ペトラが部屋に戻ればルピはちょこんとテーブル前の椅子に座っていた。
いつもそう、ルピは必ずその場所でペトラの帰りを待っている。どんなに遅くてもルピが先に布団に入って寝ているということは無い。だからといってルピは特に何も聞かないし話さない。興味が無いとかそういう事ではないということは、ペトラも最近になってわかった事だった。

現に今も何もルピは聞いてこなかった。リヴァイに一人先に帰されたにも関わらず。気にしていないのだろうと思う。それにどういう意図があるのだとか、そういった邪念がルピには無いのだろう。…それがリヴァイの、命だから。


「…ね、ルピ。昼間はリヴァイ兵士長のところに行ってたの?」

「はい。…気になる事が、あったので」

「……領土奪還作戦のこと?」

「そうです」

「…………その話、私にも聞かせてくれないかな?」


その話題はいきなりだったが、ルピはリヴァイから聞いていた事知っている事を出来る限り話した。

ペトラはそれを聞いて俯いてしまった。何か悪い事でも言っただろうかと思っていると、ふいにペトラが話始める。


「私の従兄弟がね、マリア出身だったの」


ペトラはローゼ暮らしで一人っ子。年は離れているがそれでもその従兄弟がペトラにとっては唯一の兄妹のような存在で、マリア崩壊後その従兄弟は何とかローゼに避難し、そうして暫くペトラの家族と一緒に暮らしていたそうだ。

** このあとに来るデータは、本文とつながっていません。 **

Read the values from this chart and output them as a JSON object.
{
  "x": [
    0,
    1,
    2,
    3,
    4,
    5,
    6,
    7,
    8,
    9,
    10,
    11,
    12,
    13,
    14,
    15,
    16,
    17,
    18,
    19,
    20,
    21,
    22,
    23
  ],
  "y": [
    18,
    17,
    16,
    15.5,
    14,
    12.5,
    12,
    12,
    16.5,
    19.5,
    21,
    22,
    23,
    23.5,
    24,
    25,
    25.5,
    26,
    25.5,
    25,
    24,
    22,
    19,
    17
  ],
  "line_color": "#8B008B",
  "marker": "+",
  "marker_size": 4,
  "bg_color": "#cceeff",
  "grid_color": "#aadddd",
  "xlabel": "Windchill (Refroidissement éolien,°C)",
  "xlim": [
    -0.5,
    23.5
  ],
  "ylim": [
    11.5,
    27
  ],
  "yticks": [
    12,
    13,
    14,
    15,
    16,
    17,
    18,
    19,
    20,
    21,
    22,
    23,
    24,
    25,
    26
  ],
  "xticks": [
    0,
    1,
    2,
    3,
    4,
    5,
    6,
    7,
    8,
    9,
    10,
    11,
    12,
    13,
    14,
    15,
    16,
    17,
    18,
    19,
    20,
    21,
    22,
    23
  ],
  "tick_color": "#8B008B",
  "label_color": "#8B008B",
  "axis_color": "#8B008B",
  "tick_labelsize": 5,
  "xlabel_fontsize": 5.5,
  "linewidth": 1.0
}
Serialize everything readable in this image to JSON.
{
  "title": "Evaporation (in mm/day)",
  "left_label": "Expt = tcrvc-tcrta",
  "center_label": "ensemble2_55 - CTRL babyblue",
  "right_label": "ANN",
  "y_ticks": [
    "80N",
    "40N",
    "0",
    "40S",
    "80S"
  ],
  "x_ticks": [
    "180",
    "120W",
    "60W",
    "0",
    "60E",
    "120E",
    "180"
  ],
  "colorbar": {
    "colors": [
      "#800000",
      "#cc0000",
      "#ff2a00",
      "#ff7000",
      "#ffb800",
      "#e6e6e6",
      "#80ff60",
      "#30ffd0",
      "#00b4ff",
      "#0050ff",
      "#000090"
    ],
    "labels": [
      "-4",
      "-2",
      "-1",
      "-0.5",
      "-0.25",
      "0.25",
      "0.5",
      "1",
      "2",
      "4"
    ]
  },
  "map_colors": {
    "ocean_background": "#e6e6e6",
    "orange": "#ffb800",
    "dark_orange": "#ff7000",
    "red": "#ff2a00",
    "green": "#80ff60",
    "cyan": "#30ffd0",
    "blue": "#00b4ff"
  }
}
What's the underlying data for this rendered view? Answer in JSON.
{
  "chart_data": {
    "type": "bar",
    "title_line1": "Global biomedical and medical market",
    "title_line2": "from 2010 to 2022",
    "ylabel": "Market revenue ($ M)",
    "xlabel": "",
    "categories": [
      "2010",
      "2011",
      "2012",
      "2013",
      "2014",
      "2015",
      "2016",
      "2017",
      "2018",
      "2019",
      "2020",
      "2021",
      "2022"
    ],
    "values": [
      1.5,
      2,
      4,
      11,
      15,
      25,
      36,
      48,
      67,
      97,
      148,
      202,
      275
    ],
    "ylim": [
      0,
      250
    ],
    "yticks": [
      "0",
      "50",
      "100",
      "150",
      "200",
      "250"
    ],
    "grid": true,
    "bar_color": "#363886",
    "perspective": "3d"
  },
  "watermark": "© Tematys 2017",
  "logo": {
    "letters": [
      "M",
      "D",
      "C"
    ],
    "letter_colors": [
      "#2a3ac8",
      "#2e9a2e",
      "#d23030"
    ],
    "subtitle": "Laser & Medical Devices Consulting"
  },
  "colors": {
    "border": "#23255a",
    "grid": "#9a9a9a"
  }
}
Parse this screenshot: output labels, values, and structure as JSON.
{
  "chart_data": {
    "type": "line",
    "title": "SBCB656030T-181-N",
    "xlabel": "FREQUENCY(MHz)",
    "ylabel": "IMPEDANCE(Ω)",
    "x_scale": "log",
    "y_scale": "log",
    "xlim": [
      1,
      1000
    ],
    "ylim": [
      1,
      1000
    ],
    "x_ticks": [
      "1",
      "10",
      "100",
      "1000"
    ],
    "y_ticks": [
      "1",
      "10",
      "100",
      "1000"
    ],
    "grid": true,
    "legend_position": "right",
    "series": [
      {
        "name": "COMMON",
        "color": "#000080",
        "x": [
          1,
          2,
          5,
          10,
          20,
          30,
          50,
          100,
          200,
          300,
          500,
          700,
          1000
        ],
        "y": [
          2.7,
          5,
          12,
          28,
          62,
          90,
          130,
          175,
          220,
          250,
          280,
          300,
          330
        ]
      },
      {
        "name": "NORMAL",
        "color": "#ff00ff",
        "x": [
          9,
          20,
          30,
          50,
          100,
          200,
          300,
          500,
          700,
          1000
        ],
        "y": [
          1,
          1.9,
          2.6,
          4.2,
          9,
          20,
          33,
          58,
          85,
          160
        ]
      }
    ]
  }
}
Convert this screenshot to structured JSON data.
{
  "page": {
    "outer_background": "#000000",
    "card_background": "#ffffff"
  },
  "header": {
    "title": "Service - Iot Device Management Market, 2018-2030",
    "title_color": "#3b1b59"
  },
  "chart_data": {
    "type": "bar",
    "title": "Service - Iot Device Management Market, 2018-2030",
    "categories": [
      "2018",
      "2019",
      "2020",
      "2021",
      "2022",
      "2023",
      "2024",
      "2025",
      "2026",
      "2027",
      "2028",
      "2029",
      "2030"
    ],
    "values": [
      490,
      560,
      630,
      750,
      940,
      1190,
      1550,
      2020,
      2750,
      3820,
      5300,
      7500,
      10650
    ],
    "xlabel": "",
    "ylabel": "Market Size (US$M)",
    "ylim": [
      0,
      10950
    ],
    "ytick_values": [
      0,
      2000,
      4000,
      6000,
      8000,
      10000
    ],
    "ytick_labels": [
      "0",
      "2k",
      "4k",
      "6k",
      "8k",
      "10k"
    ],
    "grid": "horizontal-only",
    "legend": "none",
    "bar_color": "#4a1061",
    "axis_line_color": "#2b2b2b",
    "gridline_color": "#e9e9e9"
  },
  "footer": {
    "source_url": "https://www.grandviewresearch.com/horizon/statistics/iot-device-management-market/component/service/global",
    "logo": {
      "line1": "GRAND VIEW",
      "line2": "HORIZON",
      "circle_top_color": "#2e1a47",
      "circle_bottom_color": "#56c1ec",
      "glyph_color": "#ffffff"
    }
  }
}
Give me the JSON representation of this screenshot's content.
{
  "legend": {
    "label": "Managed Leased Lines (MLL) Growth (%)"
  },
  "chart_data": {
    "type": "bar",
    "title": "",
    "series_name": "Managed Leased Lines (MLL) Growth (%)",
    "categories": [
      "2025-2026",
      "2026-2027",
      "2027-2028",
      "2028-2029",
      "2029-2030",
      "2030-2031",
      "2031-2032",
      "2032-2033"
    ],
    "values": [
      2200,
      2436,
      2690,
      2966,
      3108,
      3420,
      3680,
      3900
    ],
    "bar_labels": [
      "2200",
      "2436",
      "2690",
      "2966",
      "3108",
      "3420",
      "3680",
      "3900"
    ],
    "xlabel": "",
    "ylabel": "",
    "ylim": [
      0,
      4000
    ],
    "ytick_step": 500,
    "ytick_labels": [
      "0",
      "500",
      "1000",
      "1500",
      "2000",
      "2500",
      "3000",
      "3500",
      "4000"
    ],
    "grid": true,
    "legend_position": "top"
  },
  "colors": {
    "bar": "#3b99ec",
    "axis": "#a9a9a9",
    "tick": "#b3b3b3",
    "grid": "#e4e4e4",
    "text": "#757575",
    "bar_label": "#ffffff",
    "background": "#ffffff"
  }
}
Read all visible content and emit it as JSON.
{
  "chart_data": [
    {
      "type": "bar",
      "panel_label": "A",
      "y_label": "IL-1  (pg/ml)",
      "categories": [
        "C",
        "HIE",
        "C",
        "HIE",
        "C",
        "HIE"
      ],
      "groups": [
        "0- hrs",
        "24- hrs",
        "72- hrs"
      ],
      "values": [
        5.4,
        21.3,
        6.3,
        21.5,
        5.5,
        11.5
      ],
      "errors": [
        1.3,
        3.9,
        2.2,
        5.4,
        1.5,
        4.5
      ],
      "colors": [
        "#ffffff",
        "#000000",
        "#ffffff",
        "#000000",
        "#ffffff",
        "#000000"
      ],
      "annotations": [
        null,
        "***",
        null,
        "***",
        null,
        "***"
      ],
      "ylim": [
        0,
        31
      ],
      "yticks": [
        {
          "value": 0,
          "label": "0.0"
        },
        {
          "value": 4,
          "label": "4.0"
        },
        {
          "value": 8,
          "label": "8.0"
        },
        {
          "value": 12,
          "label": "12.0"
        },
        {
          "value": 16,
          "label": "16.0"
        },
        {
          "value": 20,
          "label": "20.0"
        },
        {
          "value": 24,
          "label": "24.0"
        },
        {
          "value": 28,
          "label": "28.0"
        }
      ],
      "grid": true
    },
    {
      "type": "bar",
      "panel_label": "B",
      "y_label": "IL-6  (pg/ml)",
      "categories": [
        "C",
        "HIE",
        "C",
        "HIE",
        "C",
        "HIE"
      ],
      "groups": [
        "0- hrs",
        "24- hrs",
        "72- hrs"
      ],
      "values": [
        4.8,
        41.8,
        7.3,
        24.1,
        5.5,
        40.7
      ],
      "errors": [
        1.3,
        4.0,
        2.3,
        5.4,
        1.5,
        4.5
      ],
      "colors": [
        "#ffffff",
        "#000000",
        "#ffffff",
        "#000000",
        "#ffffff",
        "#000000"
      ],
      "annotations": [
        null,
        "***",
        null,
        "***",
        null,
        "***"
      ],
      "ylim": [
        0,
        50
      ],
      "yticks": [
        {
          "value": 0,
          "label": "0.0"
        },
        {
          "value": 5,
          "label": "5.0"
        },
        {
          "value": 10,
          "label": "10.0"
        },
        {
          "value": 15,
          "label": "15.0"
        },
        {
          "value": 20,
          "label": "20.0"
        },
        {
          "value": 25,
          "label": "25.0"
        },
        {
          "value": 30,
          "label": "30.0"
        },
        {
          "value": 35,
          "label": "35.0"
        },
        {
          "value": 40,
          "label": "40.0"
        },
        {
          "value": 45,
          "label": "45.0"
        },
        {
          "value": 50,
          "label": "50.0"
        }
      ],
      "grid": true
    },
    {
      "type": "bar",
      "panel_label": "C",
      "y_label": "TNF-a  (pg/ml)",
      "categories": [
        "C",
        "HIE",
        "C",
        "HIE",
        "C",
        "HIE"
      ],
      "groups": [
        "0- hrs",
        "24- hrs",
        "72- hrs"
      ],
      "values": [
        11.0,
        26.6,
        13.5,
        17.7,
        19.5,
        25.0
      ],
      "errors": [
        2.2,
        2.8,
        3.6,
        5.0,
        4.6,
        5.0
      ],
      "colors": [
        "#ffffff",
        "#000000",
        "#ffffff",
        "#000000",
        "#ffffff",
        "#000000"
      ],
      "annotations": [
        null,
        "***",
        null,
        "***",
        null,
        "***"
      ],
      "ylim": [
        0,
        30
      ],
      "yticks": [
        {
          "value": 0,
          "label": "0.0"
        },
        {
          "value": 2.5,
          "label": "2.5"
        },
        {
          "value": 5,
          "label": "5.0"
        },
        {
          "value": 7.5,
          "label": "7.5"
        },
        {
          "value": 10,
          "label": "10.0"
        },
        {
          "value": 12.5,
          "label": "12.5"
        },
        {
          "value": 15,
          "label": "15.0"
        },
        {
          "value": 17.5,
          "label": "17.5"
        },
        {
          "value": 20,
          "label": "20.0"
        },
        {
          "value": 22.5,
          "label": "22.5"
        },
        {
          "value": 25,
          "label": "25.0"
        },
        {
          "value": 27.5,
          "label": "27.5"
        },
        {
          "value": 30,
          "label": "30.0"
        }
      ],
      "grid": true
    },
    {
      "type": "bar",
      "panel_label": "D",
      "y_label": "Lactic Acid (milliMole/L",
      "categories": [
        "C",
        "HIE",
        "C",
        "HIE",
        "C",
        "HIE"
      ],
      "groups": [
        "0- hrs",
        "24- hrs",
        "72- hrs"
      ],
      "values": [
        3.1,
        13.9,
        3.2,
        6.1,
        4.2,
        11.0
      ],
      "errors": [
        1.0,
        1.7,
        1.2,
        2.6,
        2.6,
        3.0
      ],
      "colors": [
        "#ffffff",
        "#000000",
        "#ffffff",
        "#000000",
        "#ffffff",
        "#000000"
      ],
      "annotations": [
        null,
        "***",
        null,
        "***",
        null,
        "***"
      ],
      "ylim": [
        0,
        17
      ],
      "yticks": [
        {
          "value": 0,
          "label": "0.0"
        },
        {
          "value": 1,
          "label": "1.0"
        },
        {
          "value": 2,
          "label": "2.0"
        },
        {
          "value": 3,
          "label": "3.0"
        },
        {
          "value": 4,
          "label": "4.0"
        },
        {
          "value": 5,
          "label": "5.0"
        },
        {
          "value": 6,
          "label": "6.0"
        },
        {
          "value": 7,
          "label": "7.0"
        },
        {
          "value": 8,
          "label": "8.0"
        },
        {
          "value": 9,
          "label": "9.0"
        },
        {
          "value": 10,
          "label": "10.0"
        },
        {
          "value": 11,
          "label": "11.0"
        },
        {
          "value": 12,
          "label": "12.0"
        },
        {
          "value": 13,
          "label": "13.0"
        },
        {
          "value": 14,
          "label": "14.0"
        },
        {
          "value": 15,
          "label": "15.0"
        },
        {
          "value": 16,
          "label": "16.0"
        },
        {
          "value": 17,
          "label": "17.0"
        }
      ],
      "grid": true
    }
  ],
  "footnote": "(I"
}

マリアから避難した人たちは当然その家も職も失い窮する状態にあり、その従兄弟もペトラの家にお世話になるからにはと職を一生懸命探していた。
それでも約二十五万人がそう簡単に職を見つけられる筈もなく、その従兄弟も結局職を見つけられず途方に暮れていて、そして、


「今回の奪還作戦に、参加したんだって」


否、参加したのではない。強制的に参加させられたのだった。


「今日、両親からそれを知らされたの。ビックリした。だって、お父さんもお母さんもね、何も…何の不服も言わないの」

「……」

「私達は、彼のお蔭で生きる事が出来るんだ。…って言うの」


ペトラはそれに返す言葉が生まれなかった。その意味が分からないでもなくて、分かりすぎてしまって。そして、そんな自分が許せなかった。それで納得してしまう、自分が。
…そう話すペトラの目の奥は、とても悲しかった。


「憲兵団。…正直、迷ってる」


ペトラはずっと憲兵団を希望していた。そう、一番初めにルピと話した時から。
犠牲を覚悟して壁外の巨人に挑むなんてただの無謀に過ぎないと、内地で安全にそれこそ本当に人のために尽力するのが一番いいに決まっていると、それはその従兄弟の受け売りであり、ペトラもそう思い続けてきた。あの時ペトラがルピが調査兵団に決めていると言って驚いていた理由はここにある。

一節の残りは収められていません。